Twitter settles privacy charges with U.S.
Microblogging service Twitter has agreed to a settlement with the U.S. Federal Trade Commission over charges it put its customers privacy at risk by failing to safeguard their personal information.
The settlement announced by the FTC on Thursday stems from a series of attacks last year on Twitter, the three-year old phenomenon that lets people send short text messages to groups of followers. Under the terms of the agreement, Twitter is creating an independently audited security program, among other measures.
The FTC said serious lapses in Twitter's security allowed hackers to send out phony tweets pretending to be from U.S. President Barack Obama and Fox News. Hackers also managed to take administrative control of Twitter and gain access to private tweets, or short text messages of 140 characters or less.
Between January and May 2009, hackers were able to view nonpublic user information, gain access to direct messages and protected tweets, and reset any user's password and send tweets from any user account, according to the FTC complaint.
Twitter acknowledged 45 accounts were accessed by hackers in January last year and 10 in April 2009 for short periods of time.
It said the January attack resulted in unauthorized joke tweets from nine accounts.

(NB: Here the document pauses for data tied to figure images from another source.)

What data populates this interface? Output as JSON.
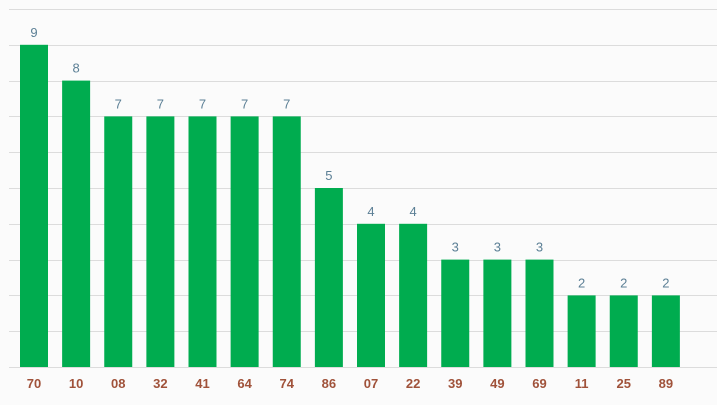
{
  "chart_data": {
    "type": "bar",
    "categories": [
      "70",
      "10",
      "08",
      "32",
      "41",
      "64",
      "74",
      "86",
      "07",
      "22",
      "39",
      "49",
      "69",
      "11",
      "25",
      "89"
    ],
    "values": [
      9,
      8,
      7,
      7,
      7,
      7,
      7,
      5,
      4,
      4,
      3,
      3,
      3,
      2,
      2,
      2
    ],
    "title": "",
    "xlabel": "",
    "ylabel": "",
    "ylim": [
      0,
      10
    ],
    "grid": true,
    "legend": "none",
    "data_labels": true
  },
  "colors": {
    "bar": "#00ac4f",
    "grid": "#dcdcdc",
    "value_label": "#5b7f95",
    "category_label": "#a0523a",
    "background": "#fbfbfb"
  }
}
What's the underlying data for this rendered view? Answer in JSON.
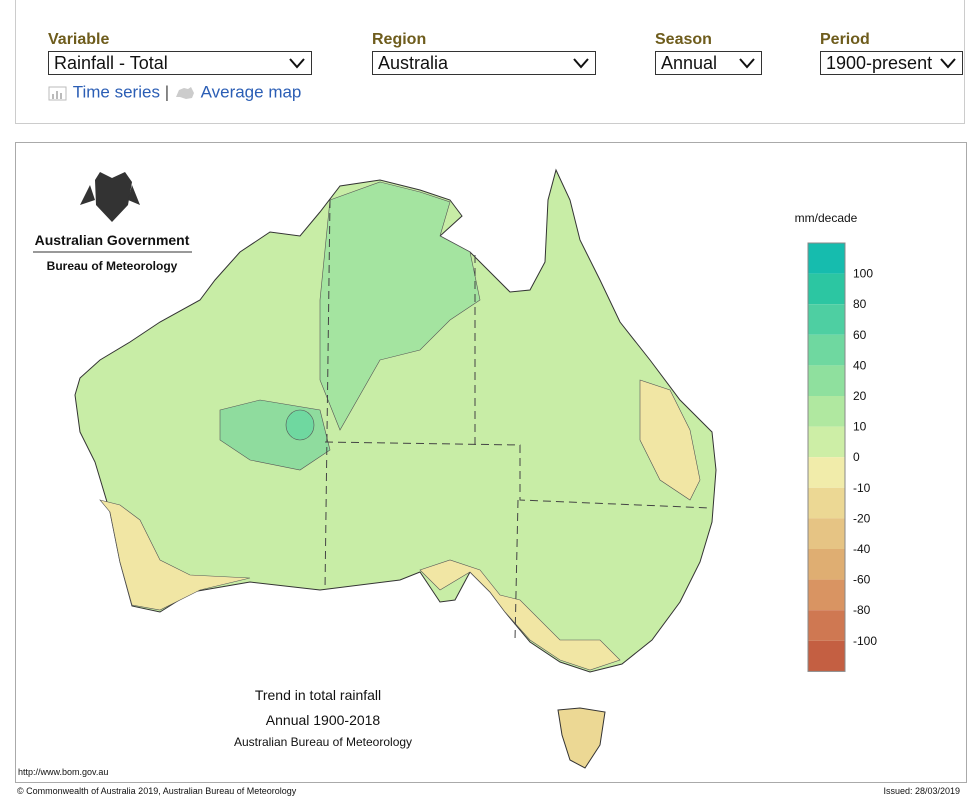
{
  "controls": [
    {
      "label": "Variable",
      "value": "Rainfall - Total"
    },
    {
      "label": "Region",
      "value": "Australia"
    },
    {
      "label": "Season",
      "value": "Annual"
    },
    {
      "label": "Period",
      "value": "1900-present"
    }
  ],
  "links": [
    "Time series",
    "Average map"
  ],
  "separator": "|",
  "map": {
    "logo": {
      "line1": "Australian Government",
      "line2": "Bureau of Meteorology"
    },
    "title": "Trend in total rainfall",
    "subtitle": "Annual 1900-2018",
    "credit": "Australian Bureau of Meteorology",
    "url": "http://www.bom.gov.au",
    "legend": {
      "title": "mm/decade",
      "labels": [
        100,
        80,
        60,
        40,
        20,
        10,
        0,
        -10,
        -20,
        -40,
        -60,
        -80,
        -100
      ],
      "colors": [
        "#16bcae",
        "#2cc6a2",
        "#4ecfa2",
        "#6fd8a0",
        "#8fe09e",
        "#b0e8a0",
        "#cdeea6",
        "#f1ecaa",
        "#ecd894",
        "#e6c484",
        "#dfae72",
        "#d99462",
        "#cf7852",
        "#c45f42"
      ]
    }
  },
  "footer": {
    "copyright": "© Commonwealth of Australia 2019, Australian Bureau of Meteorology",
    "issued": "Issued: 28/03/2019"
  }
}
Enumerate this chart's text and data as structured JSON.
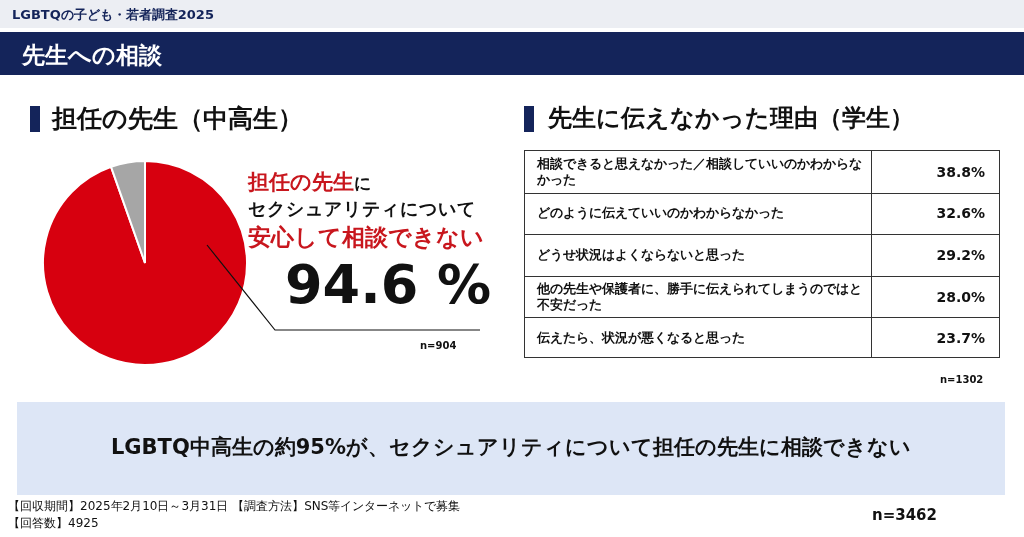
{
  "chart_data": [
    {
      "type": "other",
      "title": "LGBTQの子ども・若者調査2025",
      "subtitle": "先生への相談",
      "annotations": [
        "LGBTQ中高生の約95%が、セクシュアリティについて担任の先生に相談できない",
        "【回収期間】2025年2月10日～3月31日 【調査方法】SNS等インターネットで募集",
        "【回答数】4925",
        "n=3462"
      ]
    },
    {
      "type": "pie",
      "title": "担任の先生（中高生）",
      "categories": [
        null,
        null
      ],
      "values": [
        94.6,
        5.4
      ],
      "colors": [
        "#d7000f",
        "#a6a6a6"
      ],
      "value_labels": [
        "94.6 %",
        null
      ],
      "annotations": [
        "担任の先生",
        "に",
        "セクシュアリティについて",
        "安心して相談できない",
        "n=904"
      ]
    },
    {
      "type": "other",
      "title": "先生に伝えなかった理由（学生）",
      "categories": [
        "相談できると思えなかった／相談していいのかわからなかった",
        "どのように伝えていいのかわからなかった",
        "どうせ状況はよくならないと思った",
        "他の先生や保護者に、勝手に伝えられてしまうのではと不安だった",
        "伝えたら、状況が悪くなると思った"
      ],
      "value_labels": [
        "38.8%",
        "32.6%",
        "29.2%",
        "28.0%",
        "23.7%"
      ],
      "annotations": [
        "n=1302"
      ]
    }
  ]
}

The hackers may also have accessed data such as email addresses and phone numbers, the privately held company said.
In the April incident, Twitter said it cut off the hacker's administrative access within 18 minutes of the attack and quickly informed affected users.
The FTC said Twitter was exposed to these attacks because it failed to take reasonable steps to prevent unauthorized administrative control of its system.
When a company promises consumers that their personal information is secure, it must live up to that promise, David Vladeck, director of the FTC's Bureau of Consumer Protection, said in a statement.
And if a company allows consumers to designate their information as private, it must use reasonable security to support that designation, he said.
Under the terms of the settlement, Twitter will be barred for 20 years from misleading consumers about the extent to which it maintains and protects the security, privacy, and confidentiality of nonpublic consumer information.
Twitter must also establish a comprehensive security program that will be assessed by a third party every year for ten years, according to the FTC.
Twitter said it already made many of the changes suggested in the settlement, which comes less than two months after another popular social site, Facebook, suffered its own security breaches [ID:nN05108356].
The agreement will be subject to public comment for 30 days, starting on Thursday and continuing through July 26, 2010, after which the FTC will make a final decision.